Key Treatment Studies
Multiple studies have compared different regimens for the treatment of oropharyngeal candidiasis. In one small study of patients with oropharyngeal candidiasis, fluconazole (50 mg once daily) appeared superior to ketoconazole (200 mg once daily). In a study that involved 334 patients with oral candidiasis, fluconazole (100 mg once daily) and topical clotrimazole troches (10 mg 5 times per day) had similar initial clinical response rates, but clotrimazole was associated with a higher rate of return of symptoms during the second week of follow-up. Itraconazole tablets have shown comparable results with ketoconazole, but inferior results compared with fluconazole. Itraconazole solution, however, achieves higher serum levels and is more effective than itraconazole tablets.
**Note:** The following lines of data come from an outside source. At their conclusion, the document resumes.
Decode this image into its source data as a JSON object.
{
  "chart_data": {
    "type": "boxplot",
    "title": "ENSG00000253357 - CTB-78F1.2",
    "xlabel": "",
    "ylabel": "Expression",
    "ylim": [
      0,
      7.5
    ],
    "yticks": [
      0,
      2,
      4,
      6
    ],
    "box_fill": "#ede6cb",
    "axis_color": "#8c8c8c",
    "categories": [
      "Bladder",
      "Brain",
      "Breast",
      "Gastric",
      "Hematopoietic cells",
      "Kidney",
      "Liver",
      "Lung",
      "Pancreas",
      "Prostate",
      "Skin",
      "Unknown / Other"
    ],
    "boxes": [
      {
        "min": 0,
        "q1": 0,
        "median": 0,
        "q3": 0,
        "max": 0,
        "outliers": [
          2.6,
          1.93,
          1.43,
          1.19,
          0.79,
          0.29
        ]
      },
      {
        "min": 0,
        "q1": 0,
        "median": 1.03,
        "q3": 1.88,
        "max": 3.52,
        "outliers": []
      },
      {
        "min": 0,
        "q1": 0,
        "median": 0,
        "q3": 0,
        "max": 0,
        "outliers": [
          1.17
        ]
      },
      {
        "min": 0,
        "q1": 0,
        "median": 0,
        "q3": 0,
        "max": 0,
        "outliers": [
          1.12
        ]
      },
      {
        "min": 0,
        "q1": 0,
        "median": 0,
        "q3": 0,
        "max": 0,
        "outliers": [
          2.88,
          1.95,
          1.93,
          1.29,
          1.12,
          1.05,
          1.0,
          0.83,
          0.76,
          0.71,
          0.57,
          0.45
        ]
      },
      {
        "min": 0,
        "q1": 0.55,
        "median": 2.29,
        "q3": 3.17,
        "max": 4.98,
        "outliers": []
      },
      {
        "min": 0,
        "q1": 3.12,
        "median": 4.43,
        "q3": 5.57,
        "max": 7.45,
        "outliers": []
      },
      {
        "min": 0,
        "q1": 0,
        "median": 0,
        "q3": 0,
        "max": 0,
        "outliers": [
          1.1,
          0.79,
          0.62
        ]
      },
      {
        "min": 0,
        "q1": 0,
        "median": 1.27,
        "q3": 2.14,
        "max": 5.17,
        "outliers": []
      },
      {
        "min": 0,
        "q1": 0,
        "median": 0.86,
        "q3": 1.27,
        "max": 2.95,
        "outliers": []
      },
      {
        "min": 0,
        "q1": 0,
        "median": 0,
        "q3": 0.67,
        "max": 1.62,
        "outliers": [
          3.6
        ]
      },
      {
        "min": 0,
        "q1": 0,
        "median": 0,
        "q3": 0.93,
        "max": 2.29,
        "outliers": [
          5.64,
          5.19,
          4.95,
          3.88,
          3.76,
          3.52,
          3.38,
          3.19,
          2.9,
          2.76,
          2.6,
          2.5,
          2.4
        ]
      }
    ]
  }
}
In a study that involved 244 patients, similar rates of clinical responses and early relapse rates were observed with fluconazole (100 mg once daily x 14 days), itraconazole solution (100 mg bid x 7 days), and itraconazole solution (100 mg once daily x 14 days). In a similar study involving 179 patients, equivalent response rates occurred with fluconazole (100 mg once daily x 14 days), itraconazole solution (200 mg once daily x 7 days), and itraconazole solution (200 mg once daily x 7 days). A more recent study found posaconazole oral solution equivalent to fluconazole. For patients unlikely to adhere to a 7 to 14 day treatment, a study showed a single high dose of fluconazole (750 mg) was as effective as a standard 14-day course of fluconazole.